Second/Third pics - not sure on these yet.
Fourth pic - rear fender braces
I believe the 2nd pic piece goes on top of the transmission between the trans and the cover to support the seal around the shift tower on the floor shift trans.
I believe the 2nd pic piece goes on top of the transmission between the trans and the cover to support the seal around the shift tower on the floor shift trans.
I received a macs catalog the other day. It lists a service to rework the gauge cluster while converting to 12 volt. Has anyone used this service? I believe it was $600, $400 if I kept it 6volt.

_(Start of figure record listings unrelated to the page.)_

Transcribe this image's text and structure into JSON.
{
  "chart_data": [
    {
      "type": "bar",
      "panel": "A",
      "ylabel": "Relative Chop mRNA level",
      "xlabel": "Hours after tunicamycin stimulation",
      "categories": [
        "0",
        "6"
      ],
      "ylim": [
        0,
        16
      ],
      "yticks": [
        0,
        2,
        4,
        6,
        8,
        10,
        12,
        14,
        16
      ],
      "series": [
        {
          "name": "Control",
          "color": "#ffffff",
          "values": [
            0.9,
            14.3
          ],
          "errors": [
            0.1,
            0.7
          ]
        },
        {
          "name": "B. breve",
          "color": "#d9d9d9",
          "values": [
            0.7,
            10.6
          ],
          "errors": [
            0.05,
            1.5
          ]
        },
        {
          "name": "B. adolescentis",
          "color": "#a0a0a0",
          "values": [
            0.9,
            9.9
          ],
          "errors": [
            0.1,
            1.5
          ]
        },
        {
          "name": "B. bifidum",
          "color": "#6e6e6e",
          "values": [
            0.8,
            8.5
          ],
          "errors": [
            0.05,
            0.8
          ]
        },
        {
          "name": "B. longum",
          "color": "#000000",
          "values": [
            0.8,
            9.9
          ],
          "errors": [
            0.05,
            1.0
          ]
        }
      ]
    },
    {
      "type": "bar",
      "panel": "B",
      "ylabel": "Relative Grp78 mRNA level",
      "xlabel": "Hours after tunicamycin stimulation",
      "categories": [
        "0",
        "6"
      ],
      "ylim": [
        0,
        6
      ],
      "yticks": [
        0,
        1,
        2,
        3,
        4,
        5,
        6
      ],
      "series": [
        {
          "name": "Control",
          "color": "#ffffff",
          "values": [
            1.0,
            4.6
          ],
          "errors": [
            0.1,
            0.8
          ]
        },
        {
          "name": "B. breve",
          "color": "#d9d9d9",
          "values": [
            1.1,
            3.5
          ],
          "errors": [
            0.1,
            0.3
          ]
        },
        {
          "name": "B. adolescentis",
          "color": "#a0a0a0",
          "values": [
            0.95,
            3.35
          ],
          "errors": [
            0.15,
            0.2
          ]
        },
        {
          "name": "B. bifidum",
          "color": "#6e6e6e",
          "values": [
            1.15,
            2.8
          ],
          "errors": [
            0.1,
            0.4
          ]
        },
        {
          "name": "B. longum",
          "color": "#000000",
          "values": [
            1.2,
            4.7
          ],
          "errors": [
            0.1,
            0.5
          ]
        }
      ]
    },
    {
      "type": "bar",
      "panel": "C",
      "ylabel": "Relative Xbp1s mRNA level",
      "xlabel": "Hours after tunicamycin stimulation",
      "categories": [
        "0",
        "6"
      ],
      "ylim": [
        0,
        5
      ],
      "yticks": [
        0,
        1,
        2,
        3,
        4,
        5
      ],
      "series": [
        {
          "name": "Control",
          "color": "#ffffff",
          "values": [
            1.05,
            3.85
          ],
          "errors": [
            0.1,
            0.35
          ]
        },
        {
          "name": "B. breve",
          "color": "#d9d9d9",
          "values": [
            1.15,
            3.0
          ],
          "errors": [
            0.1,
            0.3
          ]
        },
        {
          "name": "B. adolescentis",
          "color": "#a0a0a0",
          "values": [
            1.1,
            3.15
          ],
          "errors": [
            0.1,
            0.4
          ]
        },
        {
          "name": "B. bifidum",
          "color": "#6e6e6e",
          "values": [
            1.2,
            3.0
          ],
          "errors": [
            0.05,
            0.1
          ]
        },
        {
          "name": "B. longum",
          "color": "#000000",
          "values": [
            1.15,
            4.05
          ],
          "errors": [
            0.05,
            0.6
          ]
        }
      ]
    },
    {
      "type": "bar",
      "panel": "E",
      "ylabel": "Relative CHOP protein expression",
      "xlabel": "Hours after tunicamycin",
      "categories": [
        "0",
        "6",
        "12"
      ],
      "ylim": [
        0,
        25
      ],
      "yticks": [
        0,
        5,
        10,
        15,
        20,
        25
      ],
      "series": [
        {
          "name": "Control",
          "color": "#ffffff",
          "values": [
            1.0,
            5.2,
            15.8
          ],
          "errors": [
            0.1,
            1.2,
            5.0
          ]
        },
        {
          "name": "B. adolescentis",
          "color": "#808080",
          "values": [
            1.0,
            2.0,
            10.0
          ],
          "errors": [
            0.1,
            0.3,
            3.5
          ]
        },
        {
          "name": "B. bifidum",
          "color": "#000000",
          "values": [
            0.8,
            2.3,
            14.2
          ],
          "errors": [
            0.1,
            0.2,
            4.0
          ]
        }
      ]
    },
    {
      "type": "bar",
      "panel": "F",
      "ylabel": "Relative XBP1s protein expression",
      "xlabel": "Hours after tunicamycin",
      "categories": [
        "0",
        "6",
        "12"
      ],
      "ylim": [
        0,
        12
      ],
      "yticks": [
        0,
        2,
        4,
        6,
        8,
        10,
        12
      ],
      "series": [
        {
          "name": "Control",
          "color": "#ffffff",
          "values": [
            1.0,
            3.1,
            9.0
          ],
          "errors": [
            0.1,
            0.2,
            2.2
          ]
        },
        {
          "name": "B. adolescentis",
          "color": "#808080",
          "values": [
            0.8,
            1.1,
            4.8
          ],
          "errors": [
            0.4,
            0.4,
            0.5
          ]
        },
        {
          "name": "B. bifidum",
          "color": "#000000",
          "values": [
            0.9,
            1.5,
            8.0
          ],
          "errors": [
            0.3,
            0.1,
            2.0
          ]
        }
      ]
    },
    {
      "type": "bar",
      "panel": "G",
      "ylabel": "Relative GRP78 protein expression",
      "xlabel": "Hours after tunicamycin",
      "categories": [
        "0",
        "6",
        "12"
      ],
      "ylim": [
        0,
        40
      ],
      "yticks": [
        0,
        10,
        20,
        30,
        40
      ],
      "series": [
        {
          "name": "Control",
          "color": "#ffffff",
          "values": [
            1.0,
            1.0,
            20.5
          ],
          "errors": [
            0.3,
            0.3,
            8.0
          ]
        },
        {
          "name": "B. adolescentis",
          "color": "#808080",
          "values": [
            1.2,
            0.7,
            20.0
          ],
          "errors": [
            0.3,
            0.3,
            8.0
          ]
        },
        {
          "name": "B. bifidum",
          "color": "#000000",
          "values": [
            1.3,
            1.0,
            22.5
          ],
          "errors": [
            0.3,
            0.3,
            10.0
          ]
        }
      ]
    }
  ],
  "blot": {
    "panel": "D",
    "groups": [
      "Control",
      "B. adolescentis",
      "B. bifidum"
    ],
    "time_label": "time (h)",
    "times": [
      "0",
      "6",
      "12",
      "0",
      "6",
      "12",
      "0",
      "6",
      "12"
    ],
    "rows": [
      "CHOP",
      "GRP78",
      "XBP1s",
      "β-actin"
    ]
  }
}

Engine news came back today. Block has no cracks but does have a taper, will need bored .030 over. I'm looking at this as good news that the 70 year old block can be rebuilt. He has to take the crank in to the shop to get it checked for bearing size.
So, to get the gauges to work on 12V, you'd need three voltage reducers, which are approximately $20 apiece from Speedway ($60 total). You can reface the gauges with decals that run about $40. What's left after that is a fresh coat of paint on the face plate, (also maybe the gauge needles), wiring for the gauges, and new bulbs for the gauge lights. I'll guess at $50 for the rest. Which means for around $150, you can have a pretty sharp looking gauge cluster that runs on 12V. Of course, that's assuming that all your gauges are currently in working order.
Any advice for repairing a cowl vent lid? I have two both have broken or stripped bolts. Worried if I put pressure on to drill out the broken bolts the nut inside will break off.